There's a certain mindset out there that a match can't be good if it's less than a certain amount of time. While it's true in some cases that a match needs to be given a proper amount of time, not everything has to meet some mythical threshhold of time in order to be considered "good". It's true I said that they didn't give Evan Bourne and Jack Swagger enough time last night, but within the context of that match, they probably could have used a few more minutes. It felt like the two just traded a few spots, had a pretty good finish tacked on and that was it. It felt like it could have been fleshed out a bit more, that if Swagger was going to strongman his way to victory after a flurry of offense on Bourne, he should have had a few more minutes of high-impact offense.
However, they had a match during Beat the Clock and then another one after that that were both short, but once again, worked with the time given. In the first match, we saw Swagger cruising to a win until Bourne shocked him out of nowhere with the flash pin, ruining Swagger's chances at facing Randy Orton at SummerSlam. The next match they had, Swagger was piiissed and worked a glorified squash on Bourne, which was a cog in Swagger's short-lived and ill-fated feud with MVP. Neither match needed to be long, but both matches were great and put across what they needed to put across.
Economy of time is a wonderful thing when it comes to wrestling. If you can tell a story and leave the audience wowed in 15 minutes instead of 30, or even 5 instead of 15, it will leave a more salient mark on the viewer, and as a bonus, it leaves more time for other things on the show, stuff like promos, other matches or brawling-type angles.

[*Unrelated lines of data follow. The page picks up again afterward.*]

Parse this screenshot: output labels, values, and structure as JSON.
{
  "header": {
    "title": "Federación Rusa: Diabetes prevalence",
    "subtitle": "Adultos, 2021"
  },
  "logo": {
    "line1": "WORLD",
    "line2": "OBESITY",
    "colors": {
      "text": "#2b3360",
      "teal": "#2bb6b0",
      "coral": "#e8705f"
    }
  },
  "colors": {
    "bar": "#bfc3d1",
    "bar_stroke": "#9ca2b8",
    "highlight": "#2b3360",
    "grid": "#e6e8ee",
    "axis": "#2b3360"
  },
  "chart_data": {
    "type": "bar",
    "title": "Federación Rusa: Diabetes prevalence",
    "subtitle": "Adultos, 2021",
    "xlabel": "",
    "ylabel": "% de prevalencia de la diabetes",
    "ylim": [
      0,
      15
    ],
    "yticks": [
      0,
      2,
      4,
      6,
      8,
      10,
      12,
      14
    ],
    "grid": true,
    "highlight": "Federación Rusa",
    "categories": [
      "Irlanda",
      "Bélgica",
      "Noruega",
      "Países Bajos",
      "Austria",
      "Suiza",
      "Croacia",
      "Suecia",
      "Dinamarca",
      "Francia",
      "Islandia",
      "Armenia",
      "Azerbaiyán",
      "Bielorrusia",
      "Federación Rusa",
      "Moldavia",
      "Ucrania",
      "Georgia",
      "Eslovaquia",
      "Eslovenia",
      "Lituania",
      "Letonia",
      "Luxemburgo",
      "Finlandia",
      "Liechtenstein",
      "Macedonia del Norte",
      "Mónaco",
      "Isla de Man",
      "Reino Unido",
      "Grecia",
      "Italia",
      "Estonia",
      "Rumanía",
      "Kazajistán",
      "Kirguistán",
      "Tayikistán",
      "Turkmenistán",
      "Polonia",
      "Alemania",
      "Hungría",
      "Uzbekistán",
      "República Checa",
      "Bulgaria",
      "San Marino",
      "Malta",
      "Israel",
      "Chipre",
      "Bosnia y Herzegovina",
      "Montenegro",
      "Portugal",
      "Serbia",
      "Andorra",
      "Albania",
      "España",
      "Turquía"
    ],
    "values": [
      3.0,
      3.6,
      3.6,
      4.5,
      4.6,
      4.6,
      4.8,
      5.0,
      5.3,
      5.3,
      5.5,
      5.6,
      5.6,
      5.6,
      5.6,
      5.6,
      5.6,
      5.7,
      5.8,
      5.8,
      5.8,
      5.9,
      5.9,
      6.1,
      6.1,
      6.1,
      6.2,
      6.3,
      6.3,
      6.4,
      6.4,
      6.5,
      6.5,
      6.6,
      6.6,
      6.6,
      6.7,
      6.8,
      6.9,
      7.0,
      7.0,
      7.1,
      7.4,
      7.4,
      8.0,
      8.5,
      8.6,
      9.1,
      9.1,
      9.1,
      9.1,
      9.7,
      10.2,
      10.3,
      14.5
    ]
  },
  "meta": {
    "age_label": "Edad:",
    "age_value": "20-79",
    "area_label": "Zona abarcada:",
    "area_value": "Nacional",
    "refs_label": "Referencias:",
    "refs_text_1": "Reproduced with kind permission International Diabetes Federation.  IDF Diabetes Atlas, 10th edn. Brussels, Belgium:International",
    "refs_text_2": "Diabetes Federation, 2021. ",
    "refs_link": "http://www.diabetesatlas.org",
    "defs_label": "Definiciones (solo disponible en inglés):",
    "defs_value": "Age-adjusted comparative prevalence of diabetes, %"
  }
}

And besides, nothing is worse than a match that drags on for far too long. For example, the awful Rosa Mendes/Mickie James match from last night. Mickie is awesome, but she's not to the point where she can carry a stiff like Mendes to a watchable match, especially when Mendes is blowing spot after spot. After the first flub, they should have called an audible and just ended the match right there. But since Mickie probably isn't savvy enough to do that, it just dragged on according to script. And dragged on some more. And kept dragging and dragging until the point where it felt like a weight was lifted off the collective shoulders of the audience and viewing public at home.
The best thing to ask yourself after a match is whether you were satisfied with it. If you were, odds are it probably didn't need more time. While it's nice to have PPV-quality matches on free TV, and while the WWE does give them to us more often than people realize, it's nice to see a good short match that advances something and keeps the audience on its toes.